Este versículo enseña una lección importante sobre la disciplina espiritual. Aunque comer es una necesidad física, el siervo de Abraham muestra que lo espiritual debe ser atendido primero. En la Cábala, esto nos recuerda la importancia de priorizar nuestras misiones espirituales sobre nuestras necesidades corporales.
Las palabras tienen un poder especial en la Cábala. Al decir “no comeré hasta que haya dicho mis palabras”, el siervo está reconociendo la importancia de la palabra en la manifestación de su propósito. Las palabras crean realidades espirituales, y es fundamental que se expresen con claridad antes de que se atiendan otras necesidades.
La invitación a hablar refleja una disposición a recibir sabiduría. En la Cábala, escuchar las palabras del otro es un acto de recepción espiritual. Esto nos enseña la importancia de estar abiertos a escuchar antes de satisfacer nuestras propias necesidades.
Este versículo nos invita a reflexionar sobre nuestras prioridades. Al igual que el siervo, debemos preguntarnos: ¿Estamos priorizando nuestras misiones espirituales sobre nuestras necesidades físicas? La Cábala nos enseña que, si bien las necesidades materiales son importantes, el propósito espiritual debe estar primero.

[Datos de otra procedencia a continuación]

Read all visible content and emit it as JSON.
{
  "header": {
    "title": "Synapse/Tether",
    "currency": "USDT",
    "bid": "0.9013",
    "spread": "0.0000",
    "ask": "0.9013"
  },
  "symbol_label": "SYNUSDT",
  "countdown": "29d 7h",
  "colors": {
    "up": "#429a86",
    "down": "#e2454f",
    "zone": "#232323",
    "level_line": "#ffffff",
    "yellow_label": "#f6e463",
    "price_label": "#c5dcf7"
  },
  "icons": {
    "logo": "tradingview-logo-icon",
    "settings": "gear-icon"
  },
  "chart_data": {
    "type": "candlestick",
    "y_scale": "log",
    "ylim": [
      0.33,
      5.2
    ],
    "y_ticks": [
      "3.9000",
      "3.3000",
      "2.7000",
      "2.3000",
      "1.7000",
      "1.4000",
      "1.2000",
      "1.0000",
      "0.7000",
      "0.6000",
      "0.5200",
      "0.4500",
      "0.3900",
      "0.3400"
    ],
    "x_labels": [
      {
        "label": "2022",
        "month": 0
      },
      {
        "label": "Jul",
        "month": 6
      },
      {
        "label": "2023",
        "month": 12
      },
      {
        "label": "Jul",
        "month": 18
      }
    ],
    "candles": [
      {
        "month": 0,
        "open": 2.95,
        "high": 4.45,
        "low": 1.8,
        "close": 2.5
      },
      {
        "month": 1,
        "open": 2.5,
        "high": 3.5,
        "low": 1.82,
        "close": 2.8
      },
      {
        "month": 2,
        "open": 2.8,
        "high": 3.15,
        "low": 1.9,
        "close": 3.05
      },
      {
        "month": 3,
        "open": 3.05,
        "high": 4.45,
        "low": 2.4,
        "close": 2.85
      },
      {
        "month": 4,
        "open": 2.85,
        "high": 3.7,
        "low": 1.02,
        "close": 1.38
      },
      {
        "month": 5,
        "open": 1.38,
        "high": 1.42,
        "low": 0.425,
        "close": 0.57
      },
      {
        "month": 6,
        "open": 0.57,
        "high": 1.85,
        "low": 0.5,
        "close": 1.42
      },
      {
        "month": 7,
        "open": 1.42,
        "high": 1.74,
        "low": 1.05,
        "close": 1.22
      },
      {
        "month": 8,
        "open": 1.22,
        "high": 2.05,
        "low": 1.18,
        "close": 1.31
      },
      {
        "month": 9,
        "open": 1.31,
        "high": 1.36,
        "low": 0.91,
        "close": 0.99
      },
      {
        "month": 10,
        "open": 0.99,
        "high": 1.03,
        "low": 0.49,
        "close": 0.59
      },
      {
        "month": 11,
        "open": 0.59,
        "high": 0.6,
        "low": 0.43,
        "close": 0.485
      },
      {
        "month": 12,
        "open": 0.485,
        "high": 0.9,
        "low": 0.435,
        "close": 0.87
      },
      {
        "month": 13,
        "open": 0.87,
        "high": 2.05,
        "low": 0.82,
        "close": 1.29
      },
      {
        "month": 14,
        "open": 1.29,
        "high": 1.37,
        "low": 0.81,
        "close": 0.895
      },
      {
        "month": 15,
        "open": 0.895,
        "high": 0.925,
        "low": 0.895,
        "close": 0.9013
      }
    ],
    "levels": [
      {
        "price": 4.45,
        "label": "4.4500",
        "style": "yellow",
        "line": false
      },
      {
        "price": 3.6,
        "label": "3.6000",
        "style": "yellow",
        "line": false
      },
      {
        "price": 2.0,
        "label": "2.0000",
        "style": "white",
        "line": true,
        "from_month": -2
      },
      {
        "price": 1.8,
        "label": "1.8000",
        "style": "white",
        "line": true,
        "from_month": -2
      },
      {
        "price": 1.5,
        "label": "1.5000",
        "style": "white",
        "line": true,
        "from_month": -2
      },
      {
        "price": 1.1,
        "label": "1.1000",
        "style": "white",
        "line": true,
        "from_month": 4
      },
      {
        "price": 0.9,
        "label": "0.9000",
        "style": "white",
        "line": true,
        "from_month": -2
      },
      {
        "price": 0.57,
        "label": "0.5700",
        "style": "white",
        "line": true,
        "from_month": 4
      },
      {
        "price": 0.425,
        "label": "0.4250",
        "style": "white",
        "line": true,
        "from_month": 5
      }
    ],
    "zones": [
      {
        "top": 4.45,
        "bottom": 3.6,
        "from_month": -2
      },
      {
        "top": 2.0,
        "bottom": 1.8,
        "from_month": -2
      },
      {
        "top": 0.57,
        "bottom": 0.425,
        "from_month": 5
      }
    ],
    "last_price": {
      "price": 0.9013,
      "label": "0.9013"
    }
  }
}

También nos recuerda el poder de las palabras. Al hablar antes de actuar, estamos creando realidades y manifestando nuestro propósito espiritual. Las palabras son herramientas poderosas que pueden transformar nuestras vidas cuando se usan con conciencia.
Este versículo subraya la importancia de escuchar y estar abiertos a recibir sabiduría espiritual. Debemos estar dispuestos a escuchar antes de actuar, reconociendo que las palabras y las misiones espirituales tienen un peso significativo en la manera en que experimentamos nuestras vidas.
Este versículo nos enseña la importancia de priorizar lo espiritual sobre lo físico, el poder transformador de las palabras, y la necesidad de estar abiertos a escuchar y recibir sabiduría. Nos recuerda que, cuando ponemos lo espiritual en primer lugar, nuestras acciones físicas se alinean con nuestro propósito divino, lo que nos permite manifestar bendiciones y cumplir nuestras misiones espirituales.